I'm currently learning about how C functions can accept multidimensional arrays, by following the treatment in the book C primer plus, by Stephen Prata (6th edition).
In the book, the author mentions that function that deal with multidimensional array can be declared as...
void somefunction( int (* pt)[4] );Alternatively, if (and only if) pt is a formal parameter to a function, you can declare it as follows:
void somefunction( int pt[][4] );
I understand that in C, array passed into a function will decay into a pointer to the corresponding type. So pt in int pt[][4] will decay into int (* pt)[4], which is a pointer to array of 4 ints.
But I don't understand why this behavior only happens 'if (and only if) pt is a formal parameter to a function". What does this mean?

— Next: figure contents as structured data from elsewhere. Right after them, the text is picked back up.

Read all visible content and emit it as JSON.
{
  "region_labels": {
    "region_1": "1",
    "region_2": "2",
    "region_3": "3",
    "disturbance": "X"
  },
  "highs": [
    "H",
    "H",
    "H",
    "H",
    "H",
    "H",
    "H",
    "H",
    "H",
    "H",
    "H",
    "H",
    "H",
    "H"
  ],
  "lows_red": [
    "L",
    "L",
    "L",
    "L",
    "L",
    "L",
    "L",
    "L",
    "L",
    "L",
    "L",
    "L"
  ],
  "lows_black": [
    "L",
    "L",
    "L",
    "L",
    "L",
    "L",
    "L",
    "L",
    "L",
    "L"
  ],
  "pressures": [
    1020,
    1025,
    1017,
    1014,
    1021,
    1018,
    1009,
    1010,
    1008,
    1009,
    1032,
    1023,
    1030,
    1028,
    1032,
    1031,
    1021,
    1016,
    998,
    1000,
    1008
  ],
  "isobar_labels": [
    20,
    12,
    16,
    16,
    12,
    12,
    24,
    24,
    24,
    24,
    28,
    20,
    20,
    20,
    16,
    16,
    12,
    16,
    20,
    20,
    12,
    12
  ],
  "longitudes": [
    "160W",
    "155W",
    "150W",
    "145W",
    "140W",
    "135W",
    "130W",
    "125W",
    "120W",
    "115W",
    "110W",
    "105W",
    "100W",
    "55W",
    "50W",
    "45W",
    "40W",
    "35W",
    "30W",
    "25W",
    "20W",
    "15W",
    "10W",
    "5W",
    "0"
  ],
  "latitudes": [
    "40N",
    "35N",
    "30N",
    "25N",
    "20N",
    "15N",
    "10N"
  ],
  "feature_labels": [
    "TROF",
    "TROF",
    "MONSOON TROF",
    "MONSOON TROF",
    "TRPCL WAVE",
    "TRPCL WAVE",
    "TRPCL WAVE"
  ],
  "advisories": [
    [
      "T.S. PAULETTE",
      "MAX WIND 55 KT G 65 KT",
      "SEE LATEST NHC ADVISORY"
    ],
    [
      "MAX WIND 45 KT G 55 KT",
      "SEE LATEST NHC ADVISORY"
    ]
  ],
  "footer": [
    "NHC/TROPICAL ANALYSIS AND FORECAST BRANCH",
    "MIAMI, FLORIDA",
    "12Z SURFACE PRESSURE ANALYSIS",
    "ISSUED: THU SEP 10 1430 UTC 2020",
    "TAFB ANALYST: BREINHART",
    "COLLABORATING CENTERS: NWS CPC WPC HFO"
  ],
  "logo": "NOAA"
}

Why is this the case?
I think he means that you may not declare an array like this
int pt[][4];
in a program (except a declaration with external or internal linkage) because it is an incomplete type that is the size of the array is unknown.
However you may use such a declaration as a parameter declaration
void somefunction( int pt[][4] );
because the parameter is adjusted by the compiler to pointer of the type
void somefunction( int ( *pt )[4] );
and pointers are always complete types.
As result for example these function declarations
void somefunction( int pt[100][4] );
void somefunction( int pt[10][4] );
void somefunction( int pt[][4] );
are equivalent and declare the same one function.
Below there is an example of declaring an array (when a declaration is not a definition) of incomplete type with external linkage.
#include <stdio.h>
int pt[2][4];
int main(void)
{
extern int pt[][4];
printf( "sizeof( pt ) = %zu\n", sizeof( pt ) );
return 0;
}
The program output is
sizeof( pt ) = 32